Four years ago, Hizatsuki Confectionery hired its first foreign workers.
The company, in a mountainous region north of Tokyo, has been baking and frying glutinous dough into rice crackers since 1923. Then it was known as Teikoku Senbei, or Imperial Rice Crackers.
Today, the company’s third-generation president, Takeo Hizatsuki, has encountered an existential challenge that his father and grandfather never did. Hizatsuki Confectionery can’t find enough Japanese employees.
A shrinking and rapidly aging population has forced Japan, which for centuries was mostly closed off to immigrants, to allow foreign workers to enter the country and potentially stay for good. Most come from other parts of Asia, including China, Vietnam and the Philippines.
That transition to employing more foreign workers has proceeded gradually at big companies in major cities over the past decade. But in parts of the countryside, where labor shortages are particularly acute, some of Japan’s storied businesses like Hizatsuki Confectionery are just now figuring out how to accommodate foreign workers for the first time.

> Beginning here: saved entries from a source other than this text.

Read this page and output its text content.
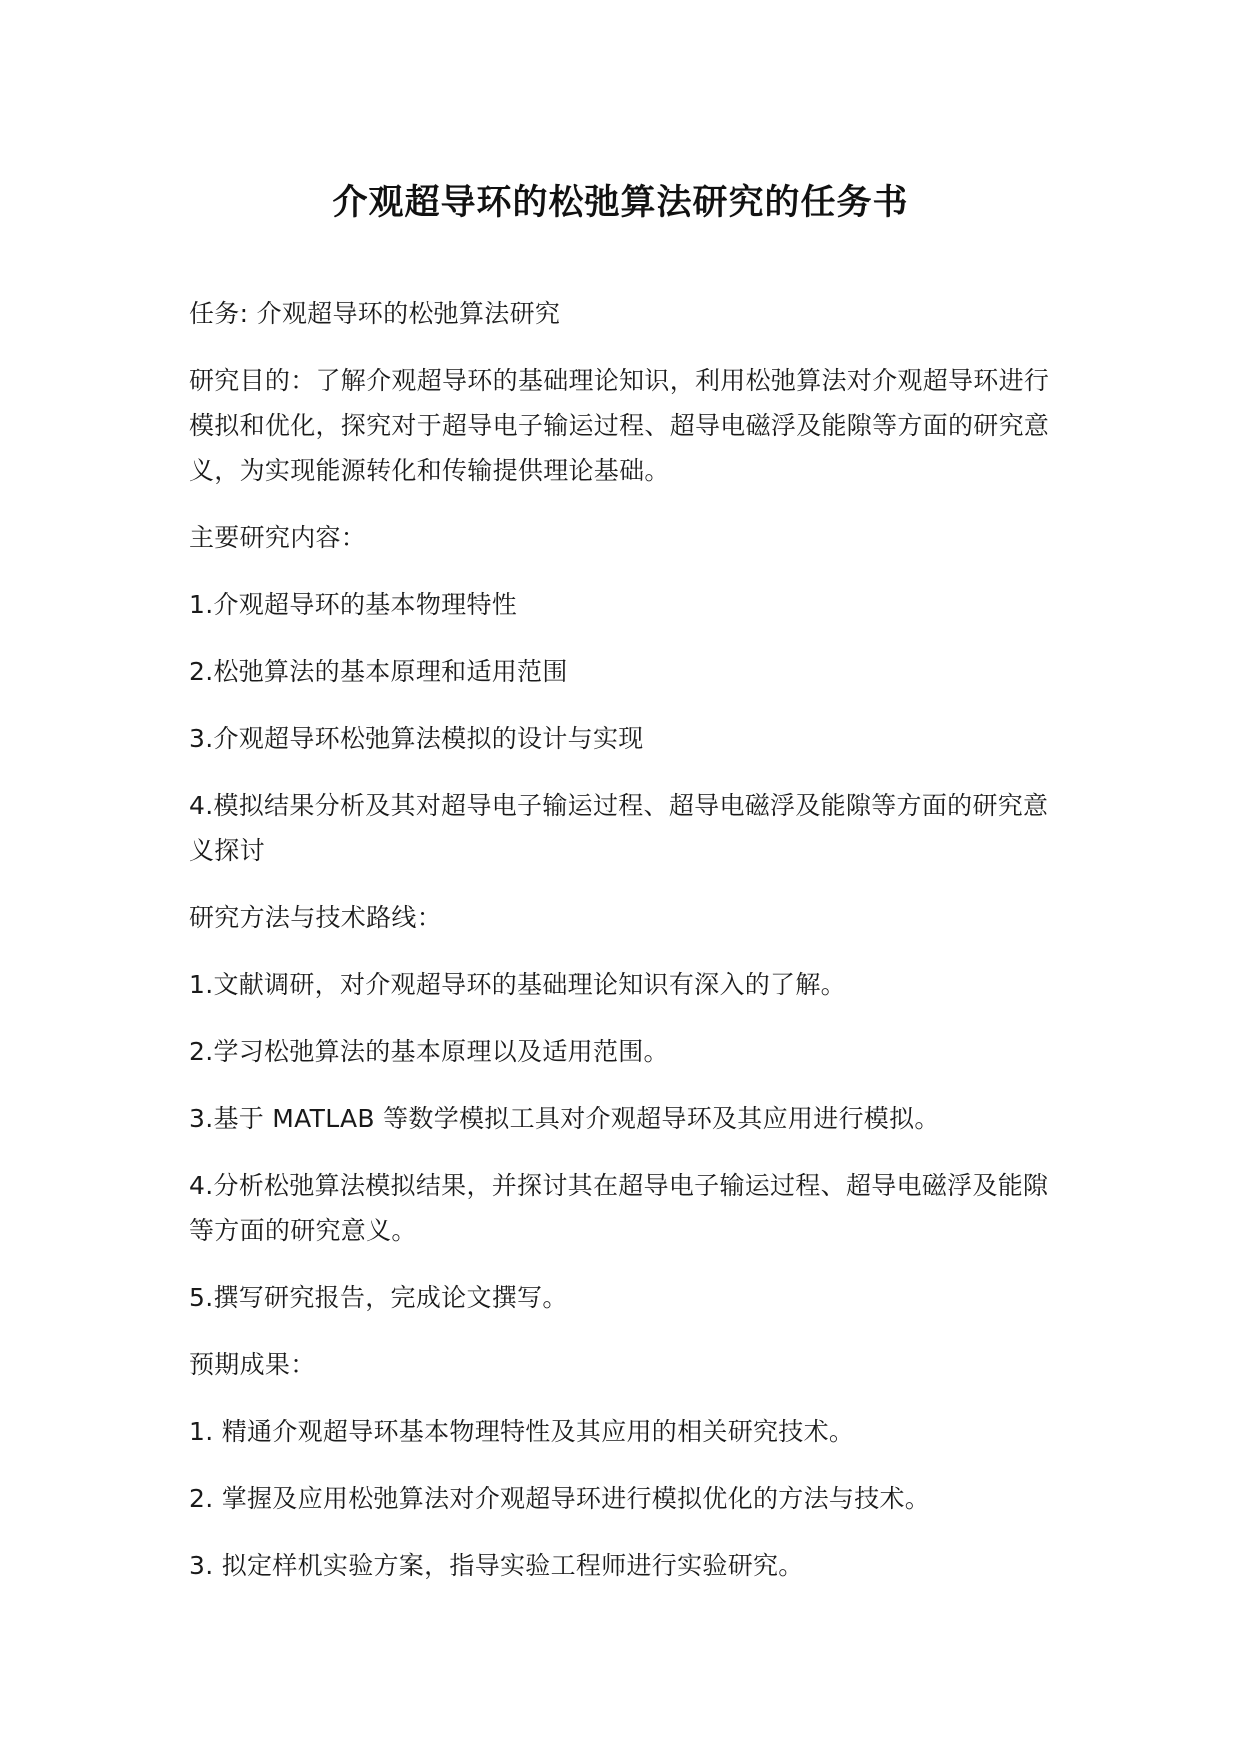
介观超导环的松弛算法研究的任务书

任务: 介观超导环的松弛算法研究

研究目的：了解介观超导环的基础理论知识，利用松弛算法对介观超导环进行模拟和优化，探究对于超导电子输运过程、超导电磁浮及能隙等方面的研究意义，为实现能源转化和传输提供理论基础。

主要研究内容：

1.介观超导环的基本物理特性

2.松弛算法的基本原理和适用范围

3.介观超导环松弛算法模拟的设计与实现

4.模拟结果分析及其对超导电子输运过程、超导电磁浮及能隙等方面的研究意义探讨

研究方法与技术路线：

1.文献调研，对介观超导环的基础理论知识有深入的了解。

2.学习松弛算法的基本原理以及适用范围。

3.基于 MATLAB 等数学模拟工具对介观超导环及其应用进行模拟。

4.分析松弛算法模拟结果，并探讨其在超导电子输运过程、超导电磁浮及能隙等方面的研究意义。

5.撰写研究报告，完成论文撰写。

预期成果：

1. 精通介观超导环基本物理特性及其应用的相关研究技术。

2. 掌握及应用松弛算法对介观超导环进行模拟优化的方法与技术。

3. 拟定样机实验方案，指导实验工程师进行实验研究。
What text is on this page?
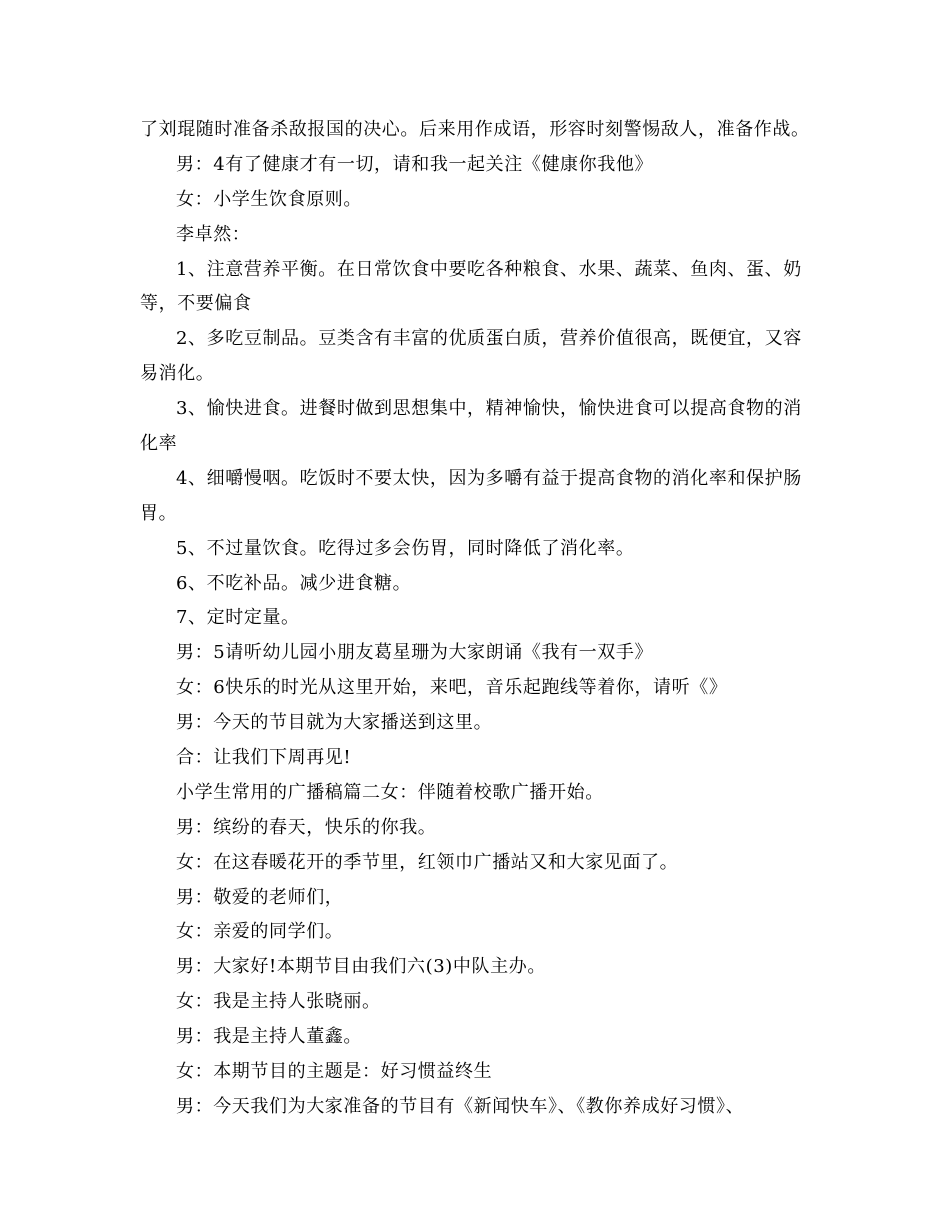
了刘琨随时准备杀敌报国的决心。后来用作成语，形容时刻警惕敌人，准备作战。
男：4有了健康才有一切，请和我一起关注《健康你我他》
女：小学生饮食原则。
李卓然：
1、注意营养平衡。在日常饮食中要吃各种粮食、水果、蔬菜、鱼肉、蛋、奶
等，不要偏食
2、多吃豆制品。豆类含有丰富的优质蛋白质，营养价值很高，既便宜，又容
易消化。
3、愉快进食。进餐时做到思想集中，精神愉快，愉快进食可以提高食物的消
化率
4、细嚼慢咽。吃饭时不要太快，因为多嚼有益于提高食物的消化率和保护肠
胃。
5、不过量饮食。吃得过多会伤胃，同时降低了消化率。
6、不吃补品。减少进食糖。
7、定时定量。
男：5请听幼儿园小朋友葛星珊为大家朗诵《我有一双手》
女：6快乐的时光从这里开始，来吧，音乐起跑线等着你，请听《》
男：今天的节目就为大家播送到这里。
合：让我们下周再见!
小学生常用的广播稿篇二女：伴随着校歌广播开始。
男：缤纷的春天，快乐的你我。
女：在这春暖花开的季节里，红领巾广播站又和大家见面了。
男：敬爱的老师们，
女：亲爱的同学们。
男：大家好!本期节目由我们六(3)中队主办。
女：我是主持人张晓丽。
男：我是主持人董鑫。
女：本期节目的主题是：好习惯益终生
男：今天我们为大家准备的节目有《新闻快车》、《教你养成好习惯》、
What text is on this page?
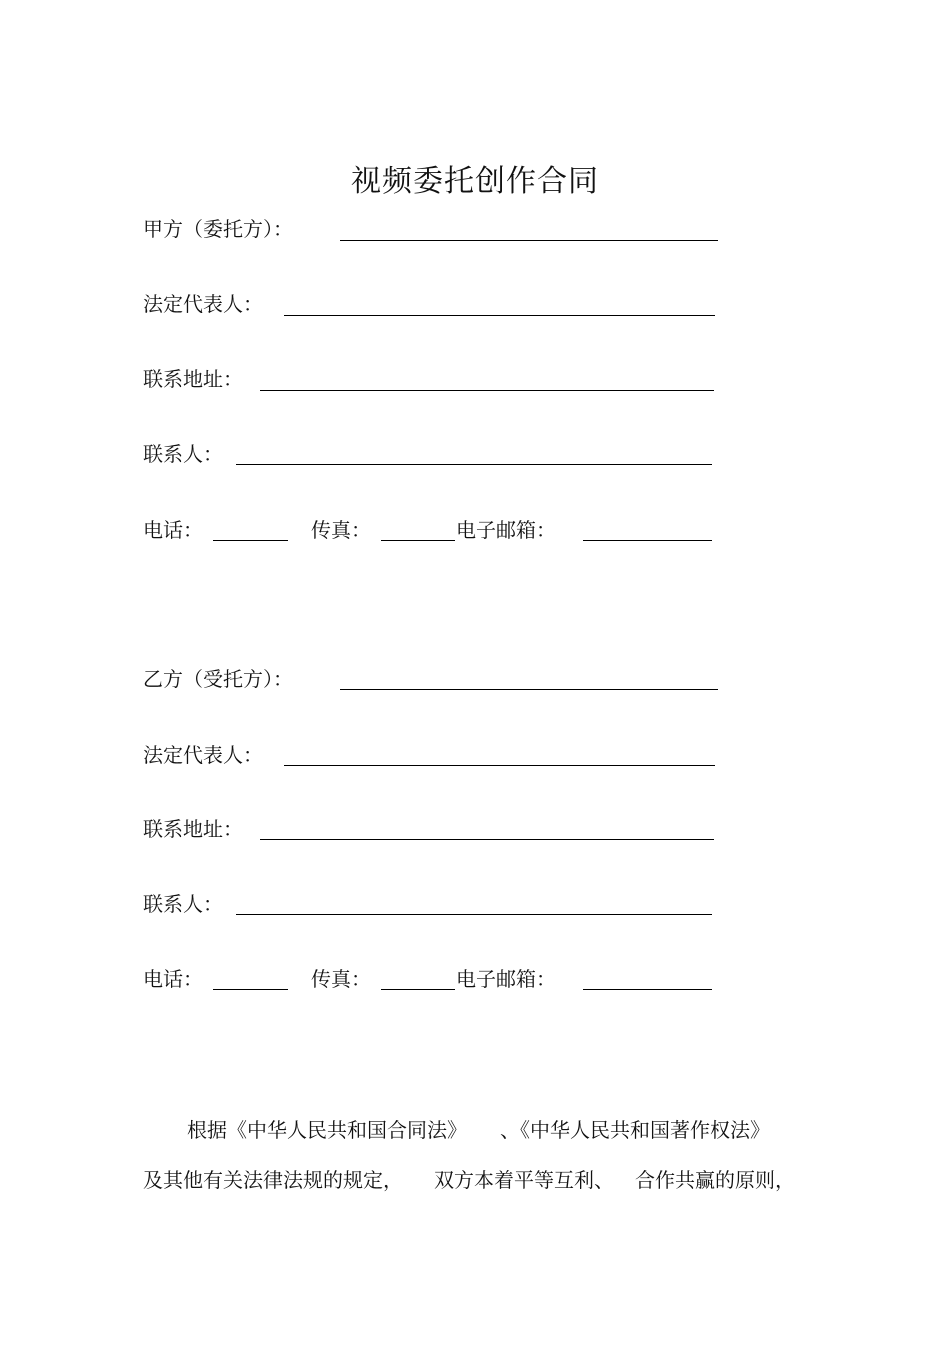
视频委托创作合同
甲方（委托方）：
法定代表人：
联系地址：
联系人：
电话：	传真：	电子邮箱：
乙方（受托方）：
法定代表人：
联系地址：
联系人：
电话：	传真：	电子邮箱：
根据《中华人民共和国合同法》 、《中华人民共和国著作权法》
及其他有关法律法规的规定， 双方本着平等互利、 合作共赢的原则，
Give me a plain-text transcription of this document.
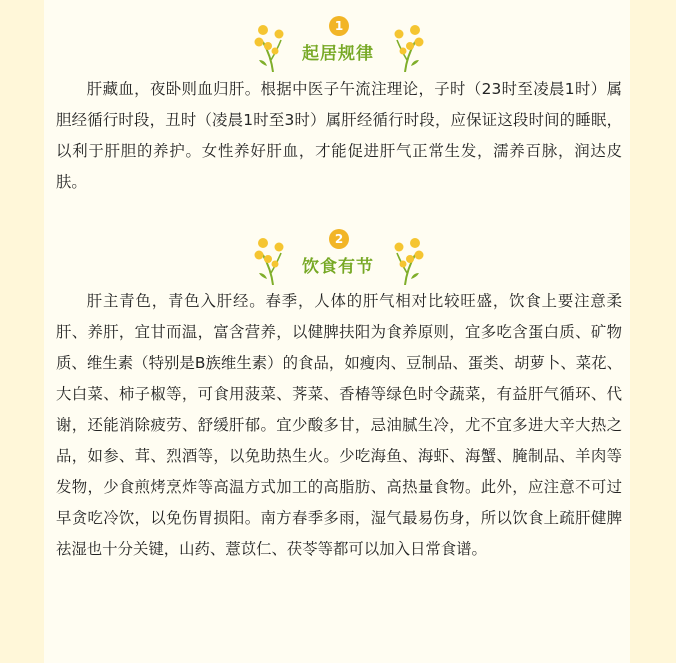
1
起居规律

肝藏血，夜卧则血归肝。根据中医子午流注理论，子时（23时至凌晨1时）属胆经循行时段，丑时（凌晨1时至3时）属肝经循行时段，应保证这段时间的睡眠，以利于肝胆的养护。女性养好肝血，才能促进肝气正常生发，濡养百脉，润达皮肤。

2
饮食有节

肝主青色，青色入肝经。春季，人体的肝气相对比较旺盛，饮食上要注意柔肝、养肝，宜甘而温，富含营养，以健脾扶阳为食养原则，宜多吃含蛋白质、矿物质、维生素（特别是B族维生素）的食品，如瘦肉、豆制品、蛋类、胡萝卜、菜花、大白菜、柿子椒等，可食用菠菜、荠菜、香椿等绿色时令蔬菜，有益肝气循环、代谢，还能消除疲劳、舒缓肝郁。宜少酸多甘，忌油腻生冷，尤不宜多进大辛大热之品，如参、茸、烈酒等，以免助热生火。少吃海鱼、海虾、海蟹、腌制品、羊肉等发物，少食煎烤烹炸等高温方式加工的高脂肪、高热量食物。此外，应注意不可过早贪吃冷饮，以免伤胃损阳。南方春季多雨，湿气最易伤身，所以饮食上疏肝健脾祛湿也十分关键，山药、薏苡仁、茯苓等都可以加入日常食谱。
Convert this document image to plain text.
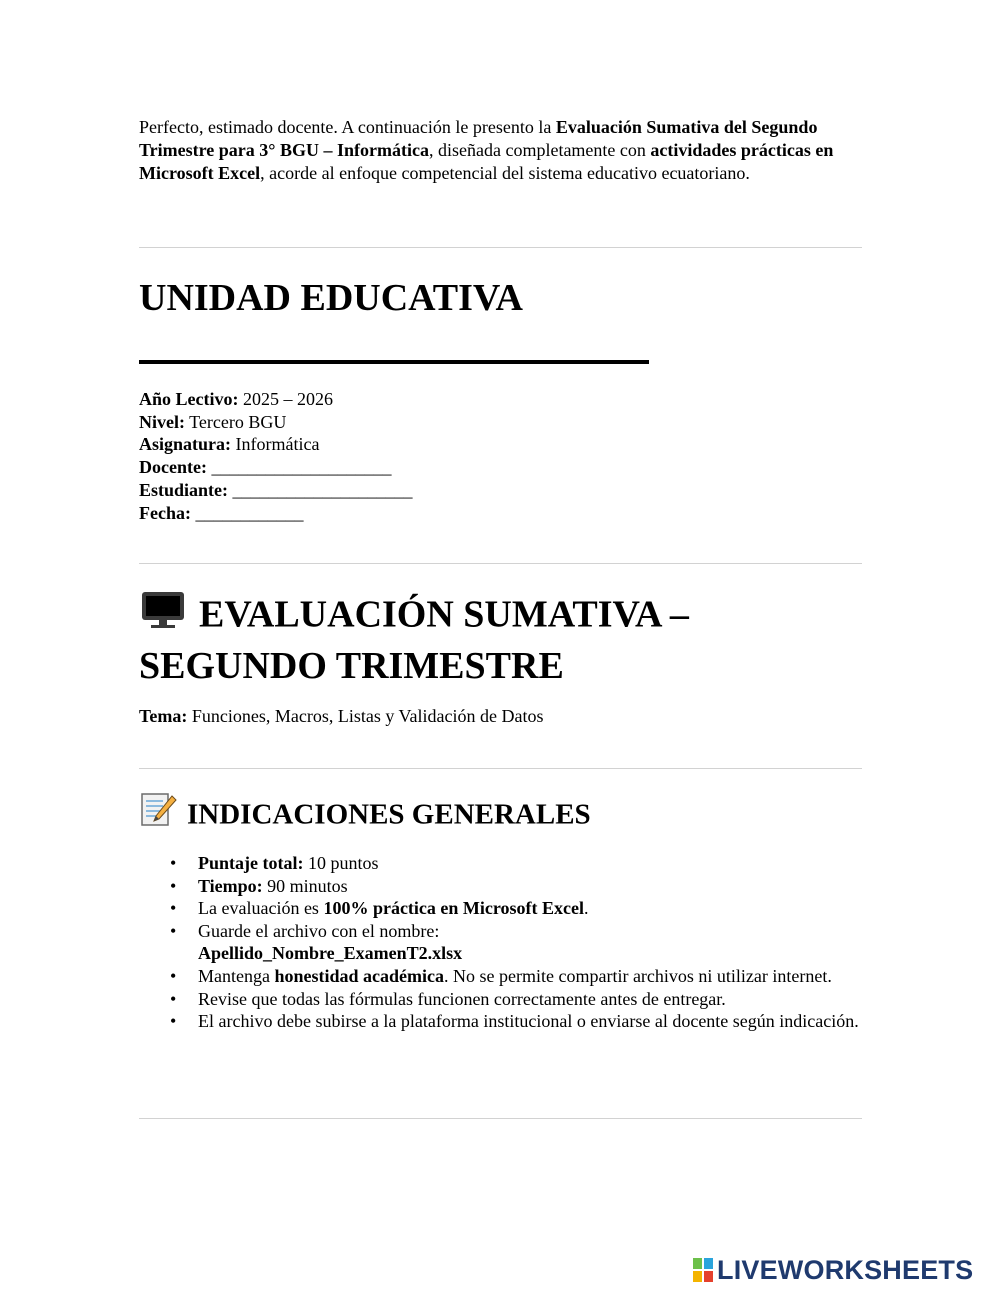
Perfecto, estimado docente. A continuación le presento la Evaluación Sumativa del Segundo Trimestre para 3° BGU – Informática, diseñada completamente con actividades prácticas en Microsoft Excel, acorde al enfoque competencial del sistema educativo ecuatoriano.

UNIDAD EDUCATIVA
Año Lectivo: 2025 – 2026
Nivel: Tercero BGU
Asignatura: Informática
Docente: ____________________
Estudiante: ____________________
Fecha: ____________
EVALUACIÓN SUMATIVA –
SEGUNDO TRIMESTRE

Tema: Funciones, Macros, Listas y Validación de Datos

INDICACIONES GENERALES
• Puntaje total: 10 puntos
• Tiempo: 90 minutos
• La evaluación es 100% práctica en Microsoft Excel.
• Guarde el archivo con el nombre:
Apellido_Nombre_ExamenT2.xlsx
• Mantenga honestidad académica. No se permite compartir archivos ni utilizar internet.
• Revise que todas las fórmulas funcionen correctamente antes de entregar.
• El archivo debe subirse a la plataforma institucional o enviarse al docente según indicación.
LIVEWORKSHEETS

These are areas of the country where few speak languages other than Japanese, and communities tend to be more wary of integrating newcomers. Whether companies can persuade foreigners to stay may dictate their survival.
For small and medium-size businesses, the backbone of Japan’s regional economies, “foreign workers are indispensable,” said Yuki Hashimoto, a senior fellow at the Research Institute of Economy, Trade and Industry, or RIETI, in Tokyo. “Without them, they will collapse.”